Ritter für die Voyeure

TMZ dagegen fiel die Rolle des unabhängigen Aufdeckers zu, der furchtlos berichtet ohne Rücksicht auf Verträge mit Ligen und ohne Debatten über journalistische Standards. Der Zuschauer will Informationen über Promis, TMZ liefert sie.

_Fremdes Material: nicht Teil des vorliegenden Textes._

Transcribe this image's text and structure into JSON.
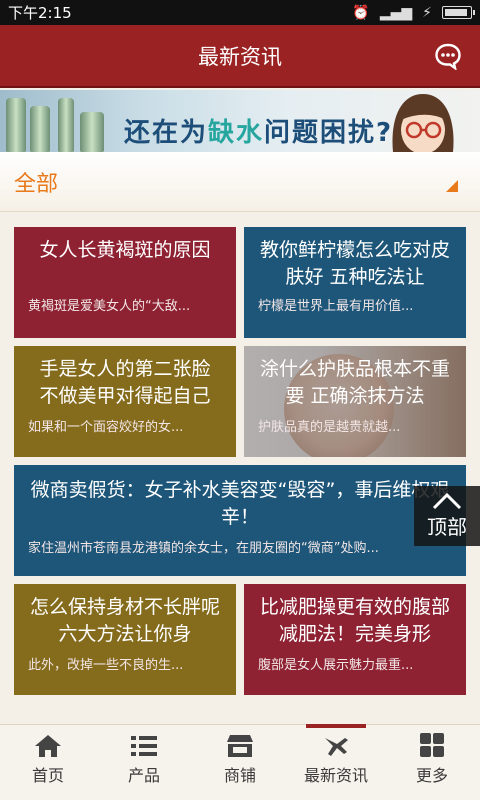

Das ist die große, die beeindruckende Leistung des Portals: Es ist ein Biest auf der Suche nach Opfern - tut dabei aber so, als wäre es ein harmloses Eichhörnchen, das die schmutzigen Nüsse der anderen aufklaubt und putzt, damit der Zuschauer sie essen kann.

Natürlich gibt es während der Tour keinen einzigen Prominenten live zu sehen, der Bus fährt nur vorbei an den Orten vergangener Skandale. Es ist eine Selbstbeweihräucherung, eine Aneinanderreihung der größten Hits, ein Best-of-TMZ.

Die Mitfahrer sind beim Aussteigen dennoch nicht enttäuscht, sie konnten sich offenbar ergötzen an einer Kreuzung, wo vor 20 Jahren ein Schauspieler mit einer Prostituierten erwischt wurde. Sie stecken Santiago Trinkgeld zu, dann gehen sie nach vorne zum Walk of Fame. Zu Spiderman mit Bierbauch, zum Mini-Michael-Jackson und zu den dreckigen Sternen der Stars auf dem Boden. Den von Muhammad Ali an der Wand lassen sie in Ruhe.